04-23-2020 12:52 AM
Hello dear veritas community vox, long time we were to read your topics, greatfull thanks !
We have some duplications failing with OST plugin error, break of the network exchange fail over a precise time (especialy recently discovered)
Duplication is through IP (WAN). Netbackup side we have :
<16>:bptm:ddp_filecopy_status() failed, start_offset, Err: 5009-filecopy operation failed (nfs: I/O error)
Datadomain side :
DDErrNo = 5009 (I/O error) DDErrNo = 5057 (File handle is stale)
All duplications are failing over :
time for duplication network side break (131 minutes) (2h11 30 seconds)
Vendor purpose to set up a time out value for NFS of 600000, plugin was updated on the media server which achieve the duplication through the WAN (which is one of 10 media servers for this master).
For future purpose we had seen also some codes different of the master code 191 :
84 : media write error
190 / 191 : bellow the children code and plugin error
Error bpduplicate backup id optimized duplication failed, client process aborted (50). Error bpduplicate Duplicate of backupid failed, client process aborted (50). Error bpduplicate Status = no images were successfully processed. 2060046: plugin error
Vendor suggest it could be a network break caused by IPS or security enhanced feature.
Best regards and thanks in advance for all your answers.
04-23-2020 01:02 AM
Those DD errors need to be resolved by EMC and your network team. NetBackup only tells the DD to replicate/duplicate and it waits for the DD to say when it's done. In your case its not getting done, its complaining about NFS I/O. Once that is resolved, you'll see no issue in NetBackup.
04-23-2020 02:32 AM - edited 04-24-2020 03:21 AM
Hello we found 131 minutes and 15 s in
net.ipv4.tcp_keepalive_time = 7200 net.ipv4.tcp_keepalive_intvl = 75 net.ipv4.tcp_keepalive_probes = 9
Found that recommended parameters seems to be 900 in Symantec NetBackup Backup Planning and
Performance Tuning Guide and applied master and media server
net.ipv4.tcp_keepalive_time = 900
Issue seems to be solved. We will work further with our network team to see the tcp_keepalive_time on our WAN link.
04-24-2020 12:27 AM - edited 04-24-2020 12:29 AM
the tcp_keepalive_time will only make a difference if there is a firewall between the two data domains.
tcp_keepalive ensure to send a idle frame to destination when the idle time has passed to prevent a fireall in closing idle connections.
You should ask the network admin what is configured in the firewall to find the right tcp_keepalive_time
04-24-2020 12:39 AM
Altering the tcp parameters on the NetBackup side will have little effect of the data transfer between the Data Domain devices. You are trying to solve the problem in the wrong spot.
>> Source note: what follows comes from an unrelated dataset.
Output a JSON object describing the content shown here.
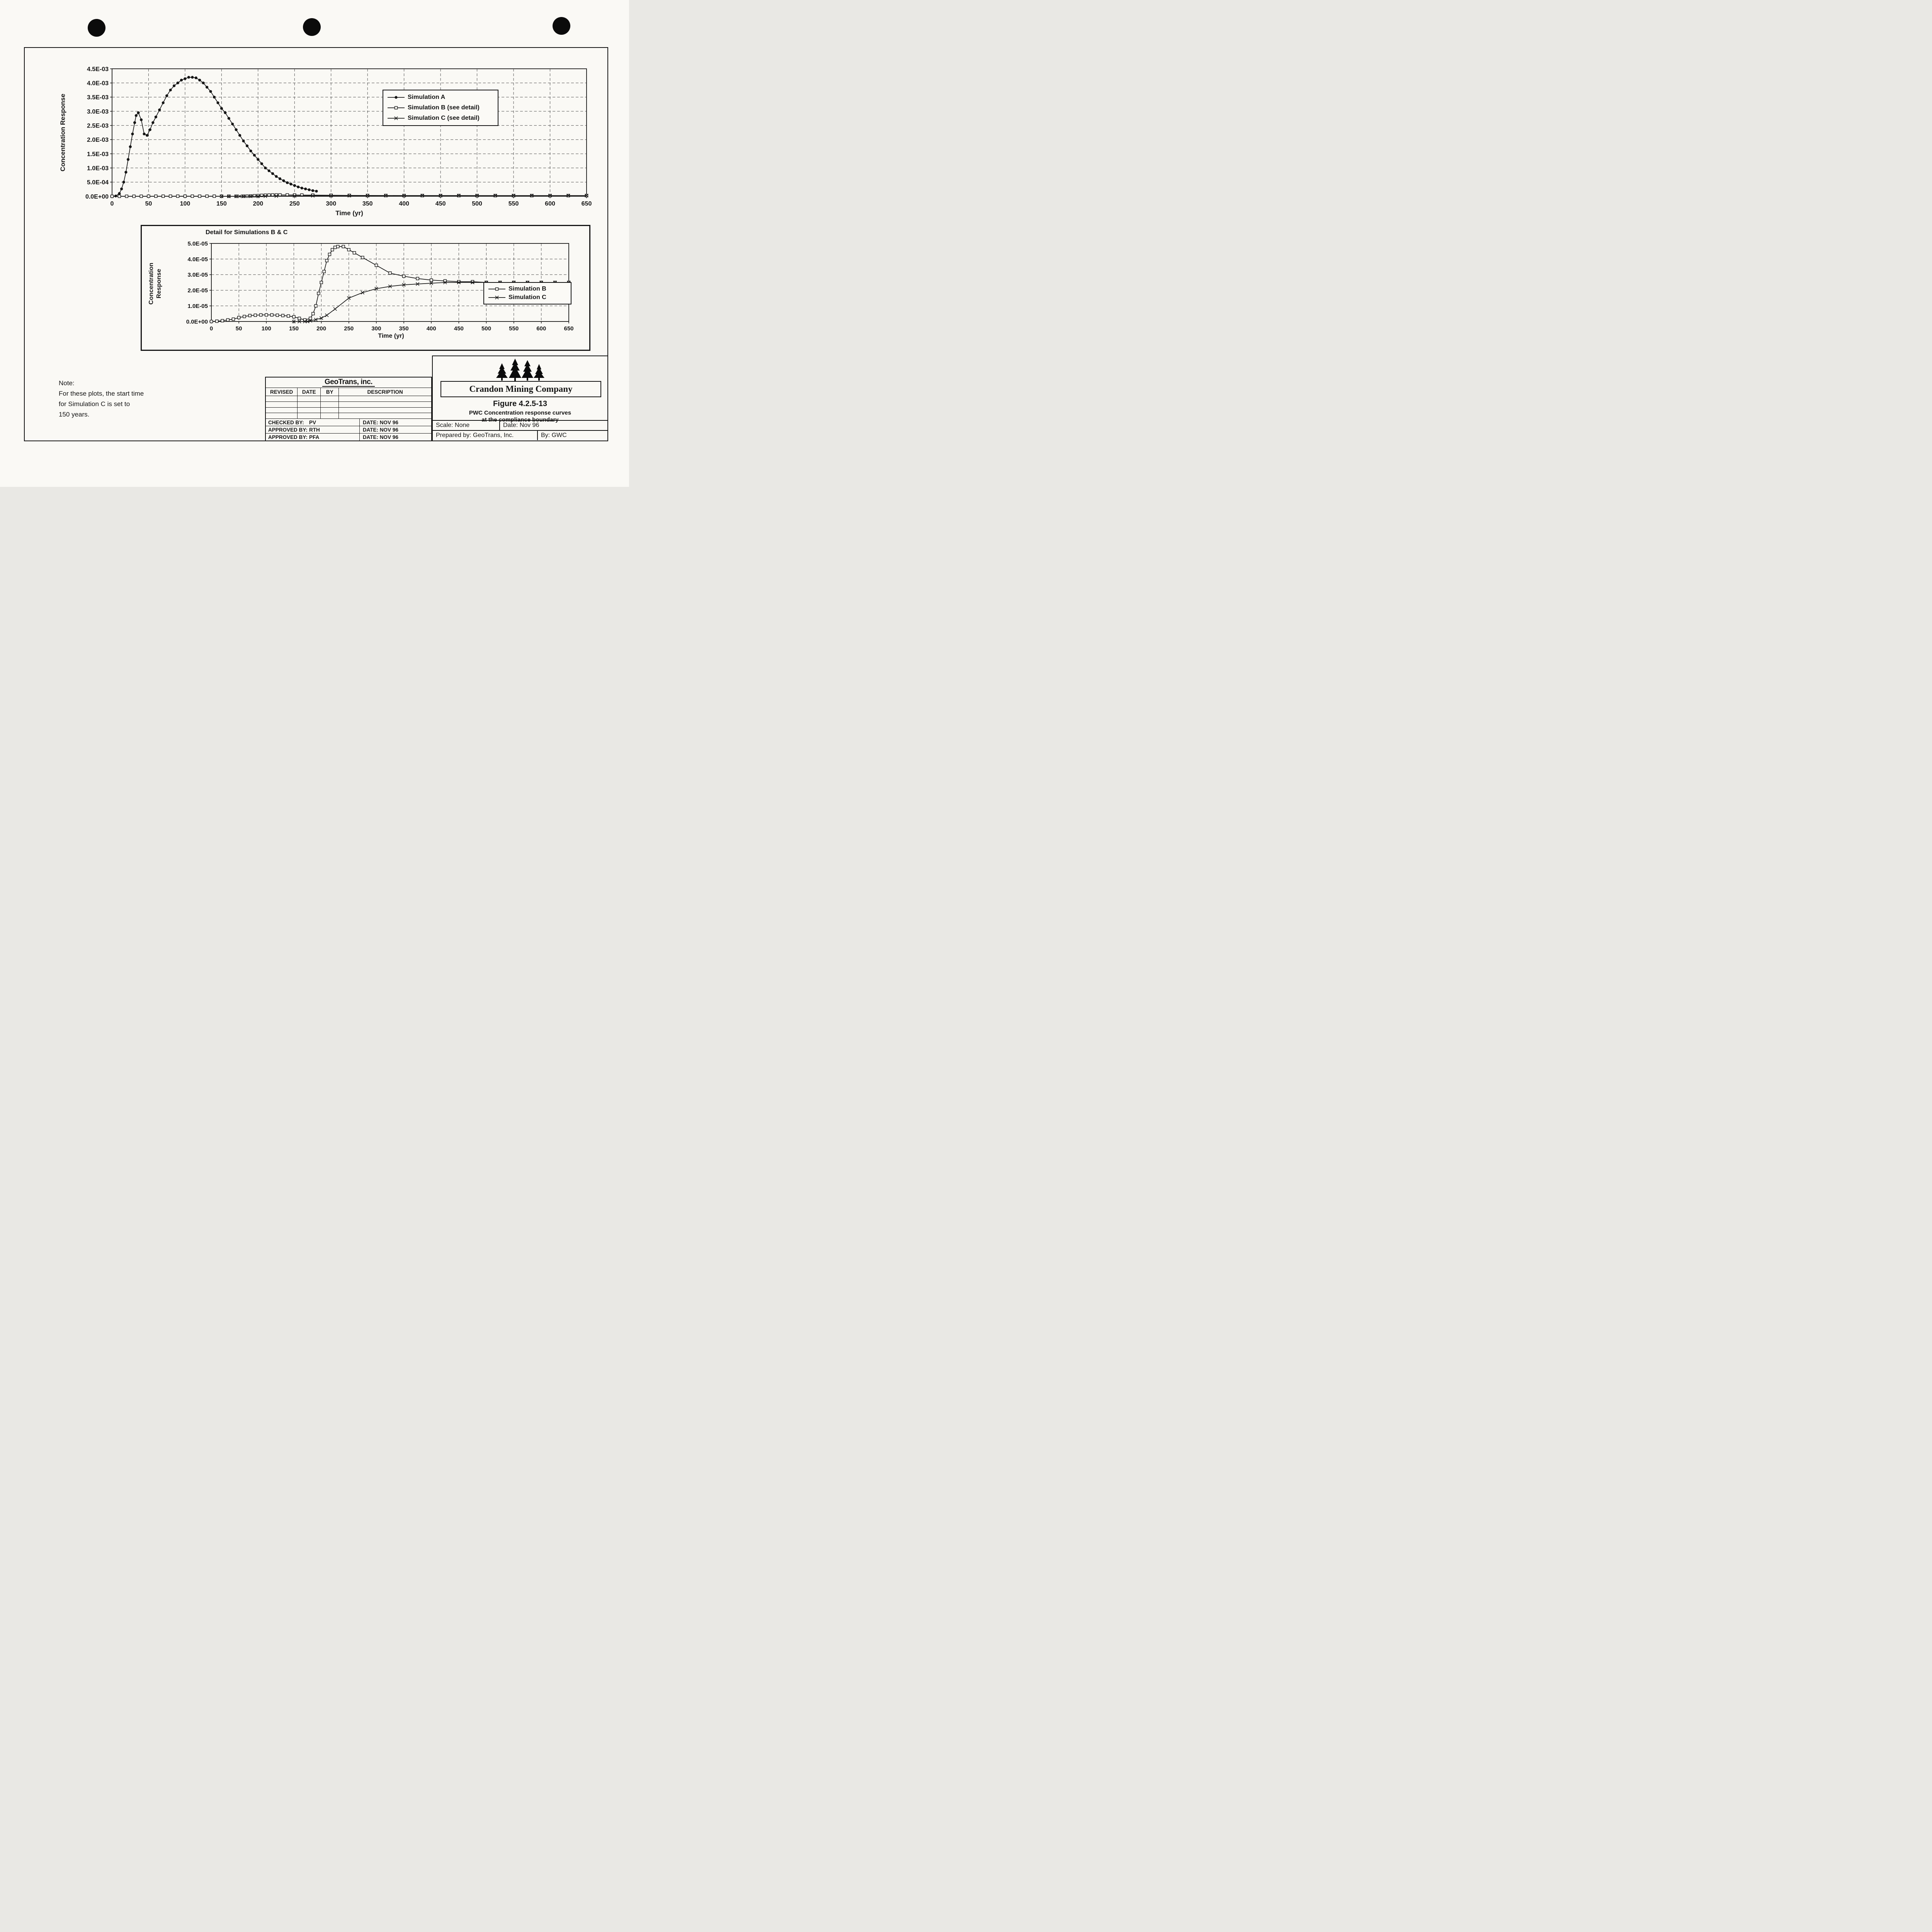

As @RiaanBadenhorst has stated, this is really a problem for EMC to resolve. This may require altering tcp parameters on the DataDomain system along the lines of what @Nicolai has suggested.
Given the traffic is traversing a WAN link, there will almost certainly be some form of gateway routers and/or firewalls involved. You will need to discuss with your network/security admins on the configuration of these to determine if one of these devices is interrupting the session.
04-25-2020 06:05 PM
Thinking about this some more - the error you have shown as reported by the DD is around a stale file handle. If you look at this in a general sense stale NFS file handles have this cause: "A filehandle becomes stale whenever the file or directory referenced by the handle is removed by another host, while your client still holds an active reference to the object. A typical example occurs when the current directory of a process, running on your client, is removed on the server (either by a process running on the server or on another client)".
Has or is anything happening on either of the DD's involved to change the underlying storage/volume presented to the other side via NFS? Is there some kind of housekeeping task that runs at the same time as the backups that may change the file structure.
Something else to investigate anyway....
04-30-2020 05:03 AM - edited 04-30-2020 05:04 AM
I had this issue with my DD990 - but only VERY sporadically. It would happen only once every few months, and I could not cause it to happen. My duplications would run to the end, then fail. If that is what you are seeing, try this to verify:
Once the duplication fails with 191, cancel the SLP process after noting the image details.
Try manually duplicating, either from catalog or command line.
I found that even manual duplications would not work, somehow the DD as it deduped the image, or through normal cleaning/system maintenance made the image not stable.
I had to rerun the backup to get an image that I could duplicate.
This issue went away with my next upgrade/patch of my DD - you might try that if you are having this very sporadic issue.
Since I could not replicate the process, I was not able to get any joy from DD support.